Nrn1-KO Mouse

Nrn1, also known as Neuritin 1, is a neurotrophic factor crucial for neurodevelopment and synaptic plasticity. It is involved in neural cell survival, differentiation, axonal and dendritic growth, as well as synapse formation and maturation. The expression of Nrn1 can be enhanced by BDNF, and it is suggested to activate the insulin receptor (IR) pathway to promote the transcription of CACNA1C [3]. Nrn1 has been associated with multiple biological processes and diseases, highlighting its overall biological importance.

In melanoma, Nrn1 was found to interact directly with the cleaved intracellular domain of Notch1 and Notch3, reducing the expression of Hes1, which in turn affects the sequestration of JAK and STAT3 in a phosphorylation complex, ultimately influencing the oncogenic STAT3 signaling [1].

In schizophrenia, genetic and neuroimaging approaches have shown an association between Nrn1 and early-onset schizophrenia. Different haplotypes of Nrn1 were associated with early-onset, and its genetic epistasis with BDNF and CACNA1C affected the clinical presentation of the disorder via neuroanatomical changes [2,3].

In optic nerve crush rats, Nrn1 overexpression attenuated retinal ganglion cell apoptosis, promoted axonal regeneration, and improved visual function by activating the Akt1 and Stat3 pathways and inhibiting the mitochondrial apoptotic pathway [4].

In esophageal cancer, Nrn1 suppresses cancer growth both in vitro and in vivo by inhibiting PI3K-Akt-mTOR signaling, and its methylation is a novel synthetic lethal marker for related inhibitors [5].

In diacetylmorphine-induced neuronal apoptosis, NEFL was found to regulate the Nrn1-mediated mitochondrial pathway to promote apoptosis [6]. Also, in schizophrenia, NRN1 genetic variability and methylation changes may serve as biomarkers for cognitive remediation therapy response [7].

And in Alzheimer's disease, NRN1 provided dendritic spine resilience against amyloid-β and blocked amyloid-β-induced neuronal hyperexcitability in cultured neurons [8].

In conclusion, Nrn1 plays essential roles in neural-related biological processes, including neural cell survival, synapse formation, and synaptic plasticity.
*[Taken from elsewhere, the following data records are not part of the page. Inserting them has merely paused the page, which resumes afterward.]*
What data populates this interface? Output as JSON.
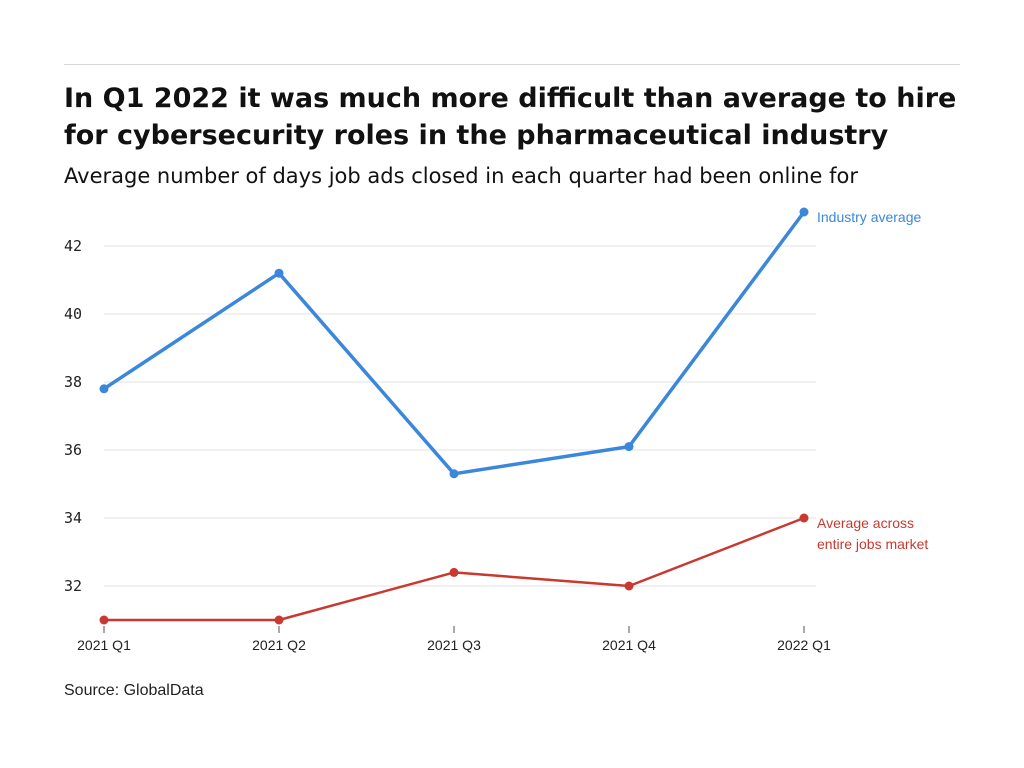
{
  "chart_data": {
    "type": "line",
    "title": "In Q1 2022 it was much more difficult than average to hire for cybersecurity roles in the pharmaceutical industry",
    "subtitle": "Average number of days job ads closed in each quarter had been online for",
    "source": "Source: GlobalData",
    "categories": [
      "2021 Q1",
      "2021 Q2",
      "2021 Q3",
      "2021 Q4",
      "2022 Q1"
    ],
    "yticks": [
      32,
      34,
      36,
      38,
      40,
      42
    ],
    "ylim": [
      31,
      43
    ],
    "grid": true,
    "series": [
      {
        "name": "Industry average",
        "values": [
          37.8,
          41.2,
          35.3,
          36.1,
          43.0
        ],
        "color": "#3b87db"
      },
      {
        "name_lines": [
          "Average across",
          "entire jobs market"
        ],
        "values": [
          31.0,
          31.0,
          32.4,
          32.0,
          34.0
        ],
        "color": "#c9392f"
      }
    ]
  }
}
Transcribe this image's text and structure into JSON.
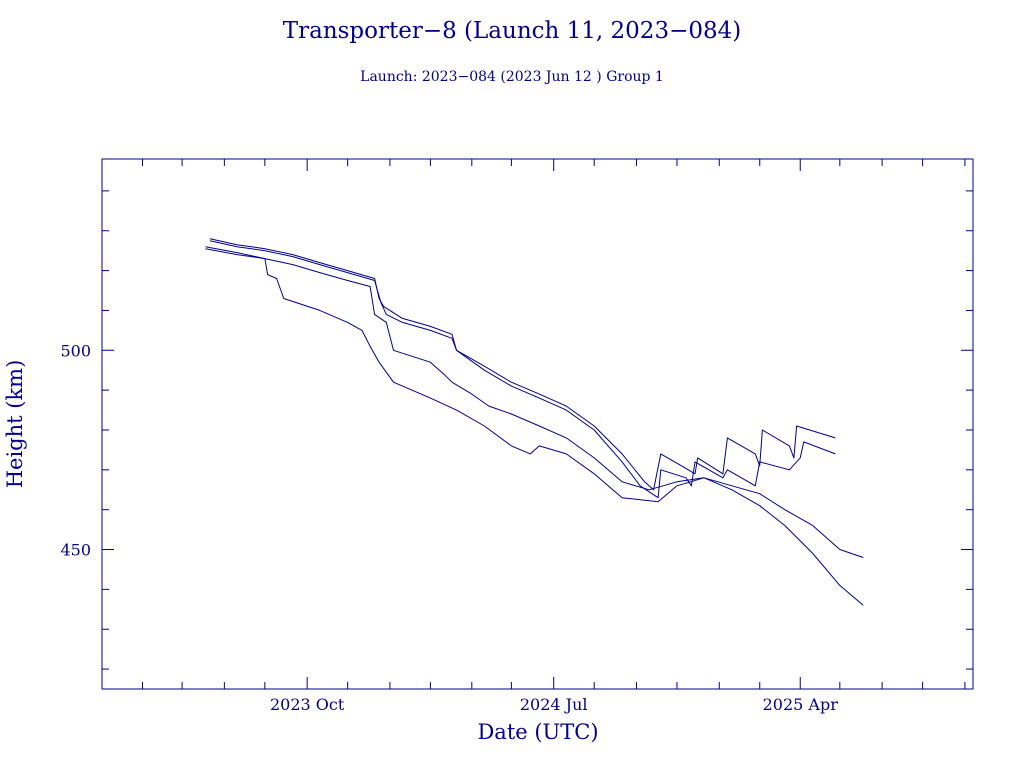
{
  "chart_data": {
    "type": "line",
    "title": "Transporter−8 (Launch 11, 2023−084)",
    "subtitle": "Launch: 2023−084  (2023 Jun 12 )  Group 1",
    "xlabel": "Date (UTC)",
    "ylabel": "Height (km)",
    "xlim": [
      "2023-02-15",
      "2025-10-10"
    ],
    "ylim": [
      415,
      548
    ],
    "grid": false,
    "line_color": "#00008b",
    "x_ticks": [
      {
        "date": "2023-10-01",
        "label": "2023 Oct"
      },
      {
        "date": "2024-07-01",
        "label": "2024 Jul"
      },
      {
        "date": "2025-04-01",
        "label": "2025 Apr"
      }
    ],
    "y_ticks": [
      {
        "value": 500,
        "label": "500"
      },
      {
        "value": 450,
        "label": "450"
      }
    ],
    "series": [
      {
        "points": [
          [
            "2023-06-15",
            528
          ],
          [
            "2023-07-15",
            526.5
          ],
          [
            "2023-08-15",
            525.5
          ],
          [
            "2023-09-15",
            524
          ],
          [
            "2023-10-15",
            522
          ],
          [
            "2023-11-15",
            520
          ],
          [
            "2023-12-15",
            518
          ],
          [
            "2023-12-20",
            513
          ],
          [
            "2023-12-25",
            511
          ],
          [
            "2024-01-15",
            508
          ],
          [
            "2024-02-15",
            506
          ],
          [
            "2024-03-10",
            504
          ],
          [
            "2024-03-15",
            500
          ],
          [
            "2024-04-15",
            496
          ],
          [
            "2024-05-15",
            492
          ],
          [
            "2024-06-15",
            489
          ],
          [
            "2024-07-15",
            486
          ],
          [
            "2024-08-15",
            481
          ],
          [
            "2024-09-15",
            474
          ],
          [
            "2024-10-10",
            467
          ],
          [
            "2024-10-20",
            465
          ],
          [
            "2024-10-28",
            474
          ],
          [
            "2024-11-20",
            471
          ],
          [
            "2024-12-05",
            469
          ],
          [
            "2024-12-08",
            473
          ],
          [
            "2025-01-05",
            469
          ],
          [
            "2025-01-10",
            478
          ],
          [
            "2025-02-10",
            474
          ],
          [
            "2025-02-15",
            471
          ],
          [
            "2025-02-18",
            480
          ],
          [
            "2025-03-20",
            476
          ],
          [
            "2025-03-25",
            473
          ],
          [
            "2025-03-28",
            481
          ],
          [
            "2025-05-10",
            478
          ]
        ]
      },
      {
        "points": [
          [
            "2023-06-15",
            527.5
          ],
          [
            "2023-07-15",
            526
          ],
          [
            "2023-08-15",
            525
          ],
          [
            "2023-09-15",
            523.5
          ],
          [
            "2023-10-15",
            521.5
          ],
          [
            "2023-11-15",
            519.5
          ],
          [
            "2023-12-15",
            517.5
          ],
          [
            "2023-12-22",
            512
          ],
          [
            "2023-12-28",
            509
          ],
          [
            "2024-01-15",
            507
          ],
          [
            "2024-02-15",
            505
          ],
          [
            "2024-03-10",
            503
          ],
          [
            "2024-03-15",
            500
          ],
          [
            "2024-04-15",
            495
          ],
          [
            "2024-05-15",
            491
          ],
          [
            "2024-06-15",
            488
          ],
          [
            "2024-07-15",
            485
          ],
          [
            "2024-08-15",
            480
          ],
          [
            "2024-09-15",
            472
          ],
          [
            "2024-10-05",
            466
          ],
          [
            "2024-10-25",
            463
          ],
          [
            "2024-10-28",
            470
          ],
          [
            "2024-11-25",
            468
          ],
          [
            "2024-12-01",
            466
          ],
          [
            "2024-12-05",
            472
          ],
          [
            "2025-01-05",
            468
          ],
          [
            "2025-01-10",
            470
          ],
          [
            "2025-02-10",
            466
          ],
          [
            "2025-02-15",
            472
          ],
          [
            "2025-03-20",
            470
          ],
          [
            "2025-04-01",
            473
          ],
          [
            "2025-04-05",
            477
          ],
          [
            "2025-05-10",
            474
          ]
        ]
      },
      {
        "points": [
          [
            "2023-06-10",
            526
          ],
          [
            "2023-07-15",
            524.5
          ],
          [
            "2023-08-15",
            523
          ],
          [
            "2023-09-15",
            521.5
          ],
          [
            "2023-10-15",
            519.5
          ],
          [
            "2023-11-15",
            517.5
          ],
          [
            "2023-12-10",
            516
          ],
          [
            "2023-12-15",
            509
          ],
          [
            "2023-12-28",
            507
          ],
          [
            "2024-01-05",
            500
          ],
          [
            "2024-02-15",
            497
          ],
          [
            "2024-03-01",
            494
          ],
          [
            "2024-03-10",
            492
          ],
          [
            "2024-04-01",
            489
          ],
          [
            "2024-04-20",
            486
          ],
          [
            "2024-05-15",
            484
          ],
          [
            "2024-06-15",
            481
          ],
          [
            "2024-07-15",
            478
          ],
          [
            "2024-08-15",
            473
          ],
          [
            "2024-09-15",
            467
          ],
          [
            "2024-10-15",
            465
          ],
          [
            "2024-11-15",
            467
          ],
          [
            "2024-12-15",
            468
          ],
          [
            "2025-01-15",
            466
          ],
          [
            "2025-02-15",
            464
          ],
          [
            "2025-03-15",
            460
          ],
          [
            "2025-04-15",
            456
          ],
          [
            "2025-05-15",
            450
          ],
          [
            "2025-06-10",
            448
          ]
        ]
      },
      {
        "points": [
          [
            "2023-06-10",
            525.5
          ],
          [
            "2023-07-15",
            524
          ],
          [
            "2023-08-15",
            523
          ],
          [
            "2023-08-18",
            519
          ],
          [
            "2023-08-28",
            518
          ],
          [
            "2023-09-05",
            513
          ],
          [
            "2023-10-15",
            510
          ],
          [
            "2023-11-15",
            507
          ],
          [
            "2023-12-01",
            505
          ],
          [
            "2023-12-10",
            501
          ],
          [
            "2023-12-20",
            497
          ],
          [
            "2024-01-05",
            492
          ],
          [
            "2024-02-15",
            488
          ],
          [
            "2024-03-15",
            485
          ],
          [
            "2024-04-15",
            481
          ],
          [
            "2024-05-15",
            476
          ],
          [
            "2024-06-05",
            474
          ],
          [
            "2024-06-15",
            476
          ],
          [
            "2024-07-15",
            474
          ],
          [
            "2024-08-15",
            469
          ],
          [
            "2024-09-15",
            463
          ],
          [
            "2024-10-25",
            462
          ],
          [
            "2024-11-15",
            466
          ],
          [
            "2024-12-15",
            468
          ],
          [
            "2025-01-15",
            465
          ],
          [
            "2025-02-15",
            461
          ],
          [
            "2025-03-15",
            456
          ],
          [
            "2025-04-15",
            449
          ],
          [
            "2025-05-15",
            441
          ],
          [
            "2025-06-10",
            436
          ]
        ]
      }
    ]
  }
}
Through model-based research, its significance in various disease areas such as melanoma, schizophrenia, optic nerve injury, esophageal cancer, drug-induced neuronal apoptosis, and Alzheimer's disease has been revealed. These findings contribute to a better understanding of the underlying mechanisms of these diseases and may provide potential therapeutic targets.